The increasing trend in the rates of resistance to erythromycin and clindamycin among GBS isolates has raised concerns about the use of these antibiotics as alternative agents for the prophylaxis or treatment of GBS infections in beta-lactam allergic patients.[7] In current study, a rate of 38% resistance to erythromycin was detected. In addition, we found most of the erythromycin-resistant isolates were obtained from the rectovaginal samples of pregnant women and sterile body fluids of women with invasive infections (30/51, 58.8%). This issue leads to an increase in using vancomycin and cefazolin for the prophylaxis and treatment, which could enhance the emergence of vancomycin-resistant strains in the future.[12] A meta-analysis by Khademi and Sahebkar found that the overall prevalence of resistance to erythromycin among pregnant women was 21%.[13] However, Jalalifar et al. found a higher presence of erythromycin resistance among adults with urinary tract infections.[14] Results of a study showed lower rate of 25% resistance to the erythromycin among colonizing and invasive GBS in adults.[15] Besides, the erythromycin resistance was particularly high in the USA (54%), France (41.7%), and China (74.1%), but in Spain, only 20.7% of GBS strains were resistant.[7],[16],[17] Comparison of distribution of resistant isolates in each group showed this rate was higher among asymptomatic GBS (13/16, 81.2%).
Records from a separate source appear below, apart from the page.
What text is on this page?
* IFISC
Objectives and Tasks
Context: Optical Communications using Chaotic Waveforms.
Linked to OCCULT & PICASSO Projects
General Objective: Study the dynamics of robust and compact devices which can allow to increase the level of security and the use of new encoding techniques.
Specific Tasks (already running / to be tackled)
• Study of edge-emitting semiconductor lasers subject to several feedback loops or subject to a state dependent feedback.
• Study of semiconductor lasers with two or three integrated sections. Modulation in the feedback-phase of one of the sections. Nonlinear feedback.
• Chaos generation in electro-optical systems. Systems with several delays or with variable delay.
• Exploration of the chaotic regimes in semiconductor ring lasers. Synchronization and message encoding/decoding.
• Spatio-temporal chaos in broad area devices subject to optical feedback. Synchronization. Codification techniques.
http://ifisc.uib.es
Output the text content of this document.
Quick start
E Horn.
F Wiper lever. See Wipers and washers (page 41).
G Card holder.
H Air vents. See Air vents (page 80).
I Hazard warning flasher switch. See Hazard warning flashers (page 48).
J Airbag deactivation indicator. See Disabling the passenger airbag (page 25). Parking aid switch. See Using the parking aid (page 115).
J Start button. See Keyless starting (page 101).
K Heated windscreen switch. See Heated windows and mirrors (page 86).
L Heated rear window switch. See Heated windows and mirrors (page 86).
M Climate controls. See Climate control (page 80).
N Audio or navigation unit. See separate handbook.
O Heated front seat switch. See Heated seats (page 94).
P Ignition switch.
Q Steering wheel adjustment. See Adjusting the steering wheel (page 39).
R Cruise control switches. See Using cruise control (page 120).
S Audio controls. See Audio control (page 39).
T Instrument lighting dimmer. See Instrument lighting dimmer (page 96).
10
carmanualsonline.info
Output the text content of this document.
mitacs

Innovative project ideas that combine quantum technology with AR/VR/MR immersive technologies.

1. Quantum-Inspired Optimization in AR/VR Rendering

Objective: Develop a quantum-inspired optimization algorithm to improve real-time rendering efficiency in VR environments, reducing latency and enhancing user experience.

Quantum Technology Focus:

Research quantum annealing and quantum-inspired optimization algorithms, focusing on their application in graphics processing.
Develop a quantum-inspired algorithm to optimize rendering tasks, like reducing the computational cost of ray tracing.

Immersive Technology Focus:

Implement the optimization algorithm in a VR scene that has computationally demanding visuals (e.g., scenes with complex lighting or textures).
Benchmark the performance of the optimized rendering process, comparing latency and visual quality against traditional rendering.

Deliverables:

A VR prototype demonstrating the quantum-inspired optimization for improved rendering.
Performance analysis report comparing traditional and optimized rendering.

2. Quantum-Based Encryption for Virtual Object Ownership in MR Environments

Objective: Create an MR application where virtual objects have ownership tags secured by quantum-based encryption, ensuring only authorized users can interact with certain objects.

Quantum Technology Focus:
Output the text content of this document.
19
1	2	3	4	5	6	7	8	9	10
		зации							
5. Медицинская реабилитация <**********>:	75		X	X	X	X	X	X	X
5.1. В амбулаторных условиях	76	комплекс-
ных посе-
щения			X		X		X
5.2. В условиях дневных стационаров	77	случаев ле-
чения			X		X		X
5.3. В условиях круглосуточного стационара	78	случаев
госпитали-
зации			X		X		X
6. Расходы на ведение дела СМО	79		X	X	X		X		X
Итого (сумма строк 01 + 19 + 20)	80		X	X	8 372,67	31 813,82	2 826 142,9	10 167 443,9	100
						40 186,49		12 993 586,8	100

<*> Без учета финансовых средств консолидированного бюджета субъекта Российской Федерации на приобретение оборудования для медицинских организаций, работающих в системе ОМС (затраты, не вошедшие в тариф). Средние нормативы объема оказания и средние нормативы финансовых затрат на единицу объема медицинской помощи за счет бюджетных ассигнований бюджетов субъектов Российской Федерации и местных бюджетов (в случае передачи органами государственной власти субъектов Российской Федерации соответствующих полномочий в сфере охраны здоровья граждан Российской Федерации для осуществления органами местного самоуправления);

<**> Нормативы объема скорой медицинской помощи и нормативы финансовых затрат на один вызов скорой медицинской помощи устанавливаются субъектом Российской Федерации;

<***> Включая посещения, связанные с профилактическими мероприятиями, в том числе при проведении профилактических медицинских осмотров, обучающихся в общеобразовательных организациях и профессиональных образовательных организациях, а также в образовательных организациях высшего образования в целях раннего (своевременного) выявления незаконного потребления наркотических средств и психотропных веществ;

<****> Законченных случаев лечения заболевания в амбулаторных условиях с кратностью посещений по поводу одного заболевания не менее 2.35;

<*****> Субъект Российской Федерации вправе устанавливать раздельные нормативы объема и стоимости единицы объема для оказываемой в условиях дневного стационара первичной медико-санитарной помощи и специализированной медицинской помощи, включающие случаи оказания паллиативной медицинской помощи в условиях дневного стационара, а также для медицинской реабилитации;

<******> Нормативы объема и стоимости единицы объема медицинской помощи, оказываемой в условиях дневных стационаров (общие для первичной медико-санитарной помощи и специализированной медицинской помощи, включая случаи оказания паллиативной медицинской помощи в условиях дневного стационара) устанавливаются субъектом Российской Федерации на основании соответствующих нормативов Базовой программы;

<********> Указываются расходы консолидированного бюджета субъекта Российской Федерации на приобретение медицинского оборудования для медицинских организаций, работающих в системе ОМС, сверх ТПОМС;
Borchardt et al. reported a high prevalence of resistance to erythromycin among asymptomatic adults in comparison to invasive ones.[18] Other study from Poland showed the proportion of erythromycin resistance among invasive versus carriage and noninvasive isolates was similar.[19]

Capsular serotyping of GBS is crucial in determining the pathogenicity of the isolates and vaccine development.[20] Placental transfer of anti-CPS-specific GBS antibodies from the mother to the fetus reduces the risk of invasive GBS disease with the evidence of protection against both EOD and LOD. Five serotypes Ia, Ib, II, III, and V are the predominant types of GBS that cause infections in neonates and adults.[1] Literature of review showed that a hexavalent polysaccharide–protein conjugate vaccine (Ia, Ib, II, III, IV, and V) has the potential to prevent up to 93% of worldwide maternal colonizing isolates, 95% of maternal invasive GBS disease, 99% of GBS-associated stillbirth, and 99% of infant invasive GBS disease. Although evidence is still limited, a vaccine targeting maternal colonization could provide additional protection against neonatal disease.[5],[20],[21] Our results showed serotypes Ia, III, and V accounted for 64.1% of GBS isolates. With regard to the source of isolates, the most prevalent serotype in colonizing and asymptomatic GBS isolates was Ia and in invasive and noninvasive GBS were serotypes III and V. Maternal colonization by serotype Ia is seen globally, but prevalence and geographical distribution of serotypes is different.[5] Regarding maternal colonization, previous studies in our country showed despite our results, CPS III was the most common serotype.[22],[23],[24] Serotype Ia was the most prevalent type in the United States, United kingdom, and South Korea contributing to maternal colonization and EOD.[5] CPS III is well known for its association with infections in neonates and adults, and it has been reported throughout the world.[1],[5] Several investigations revealed the importance of serotype V for its association with infections in nonpregnant adults.[2] In this study, most of serotype V stains were belonged to patients with noninvasive infections. Another studies in the United Kingdom, South Africa, and France found serotype V as dominant CPS among maternal disease and colonization.[2],[25] In this study, a high prevalence of serotype III among erythromycin-resistant GBS isolates was observed. Previous studies found an association between erythromycin resistance with serotypes II, III, or V.[8],[14]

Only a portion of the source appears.